I've been trying for a while to see how I should apply contour integration and the residue theorem to show this, but I don't understand how to do it.

Best Answer

From wikipedia, look at this contour:

enter image description here

This contour is the sum of a large circle at infinity and a tight contour going around the poles on the imaginary axis. The integration of the tight contour gives you the terms of the sum your interested in.
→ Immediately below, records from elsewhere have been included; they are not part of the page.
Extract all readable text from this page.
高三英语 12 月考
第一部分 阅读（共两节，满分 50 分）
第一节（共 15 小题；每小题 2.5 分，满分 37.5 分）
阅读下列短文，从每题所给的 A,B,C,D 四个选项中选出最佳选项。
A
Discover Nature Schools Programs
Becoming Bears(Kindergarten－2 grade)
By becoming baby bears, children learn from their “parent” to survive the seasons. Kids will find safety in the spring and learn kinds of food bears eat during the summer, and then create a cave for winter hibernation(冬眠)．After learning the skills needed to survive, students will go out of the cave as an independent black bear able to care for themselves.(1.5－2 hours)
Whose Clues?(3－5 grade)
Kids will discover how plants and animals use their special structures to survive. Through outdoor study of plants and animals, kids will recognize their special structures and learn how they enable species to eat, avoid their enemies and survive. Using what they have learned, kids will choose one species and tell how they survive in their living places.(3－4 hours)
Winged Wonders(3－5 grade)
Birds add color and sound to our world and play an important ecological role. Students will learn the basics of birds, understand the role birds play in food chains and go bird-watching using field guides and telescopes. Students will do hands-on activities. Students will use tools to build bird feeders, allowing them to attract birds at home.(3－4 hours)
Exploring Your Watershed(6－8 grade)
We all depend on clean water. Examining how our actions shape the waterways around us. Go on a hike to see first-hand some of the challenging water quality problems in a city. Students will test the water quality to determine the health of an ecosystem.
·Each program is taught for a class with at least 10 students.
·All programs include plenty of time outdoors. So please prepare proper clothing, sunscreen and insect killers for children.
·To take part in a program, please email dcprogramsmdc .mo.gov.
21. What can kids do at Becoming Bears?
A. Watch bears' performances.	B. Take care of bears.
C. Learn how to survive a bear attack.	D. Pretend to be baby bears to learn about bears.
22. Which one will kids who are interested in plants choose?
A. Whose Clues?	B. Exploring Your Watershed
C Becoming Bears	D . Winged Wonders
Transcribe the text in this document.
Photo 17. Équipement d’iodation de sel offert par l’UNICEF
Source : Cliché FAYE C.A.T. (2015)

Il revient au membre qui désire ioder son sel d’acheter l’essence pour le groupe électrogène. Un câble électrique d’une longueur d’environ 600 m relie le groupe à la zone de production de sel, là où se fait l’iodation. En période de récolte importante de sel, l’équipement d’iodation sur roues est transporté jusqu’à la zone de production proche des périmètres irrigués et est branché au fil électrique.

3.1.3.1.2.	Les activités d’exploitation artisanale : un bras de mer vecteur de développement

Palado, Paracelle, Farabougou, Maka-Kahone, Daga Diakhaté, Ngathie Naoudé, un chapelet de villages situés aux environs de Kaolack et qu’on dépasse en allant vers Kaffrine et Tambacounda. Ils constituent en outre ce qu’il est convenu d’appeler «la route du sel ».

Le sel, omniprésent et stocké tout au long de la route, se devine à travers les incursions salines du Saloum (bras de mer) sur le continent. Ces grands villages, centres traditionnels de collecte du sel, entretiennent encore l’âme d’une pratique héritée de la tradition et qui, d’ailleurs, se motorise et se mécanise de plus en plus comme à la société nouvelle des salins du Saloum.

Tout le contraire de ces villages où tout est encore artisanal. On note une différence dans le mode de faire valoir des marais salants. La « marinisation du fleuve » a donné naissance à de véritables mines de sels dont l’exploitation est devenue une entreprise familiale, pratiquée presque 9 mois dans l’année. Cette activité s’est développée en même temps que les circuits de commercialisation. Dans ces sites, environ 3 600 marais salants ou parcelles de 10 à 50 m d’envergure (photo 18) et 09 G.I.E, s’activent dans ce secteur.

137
Along the large circle this term goes to 0:

$$ \frac{1}{z - (\epsilon - \mu)/\hbar} $$

So adding this contour to the tight one (the one that gives you the terms of the sum) is just adding zero. But now if you add the two contour together you get a simpler contour that just goes around the poles of the function your summing over. (The one depicted in this picture)

Therefore this equation:

$$\lim_ {\eta \downarrow 0 } \frac{1}{2 \pi i} \int _C dz \frac{e^{\eta z}}{z - (\epsilon - \mu)/\hbar} \frac{\mp 1}{e^{\hbar \beta z}\mp 1} = \lim_ {\eta \downarrow 0 }\frac{1}{\hbar \beta}\sum_{n}\frac{e^{i \omega_n \eta}}{i \omega_n - (\epsilon - \mu)/\hbar}.$$

still holds while using this contour:

enter image description here

Applying the residue theorem will then give you the contribution from the pole:

$$ \frac{1}{z - (\epsilon - \mu)/\hbar} $$ And thus you get: $$ \lim_ {\eta \downarrow 0 } e^{\eta z} \frac{\mp 1}{e^{\hbar \beta z}\mp 1}|_{z = (\epsilon - \mu)/\hbar}$$

Which is the result your looking for.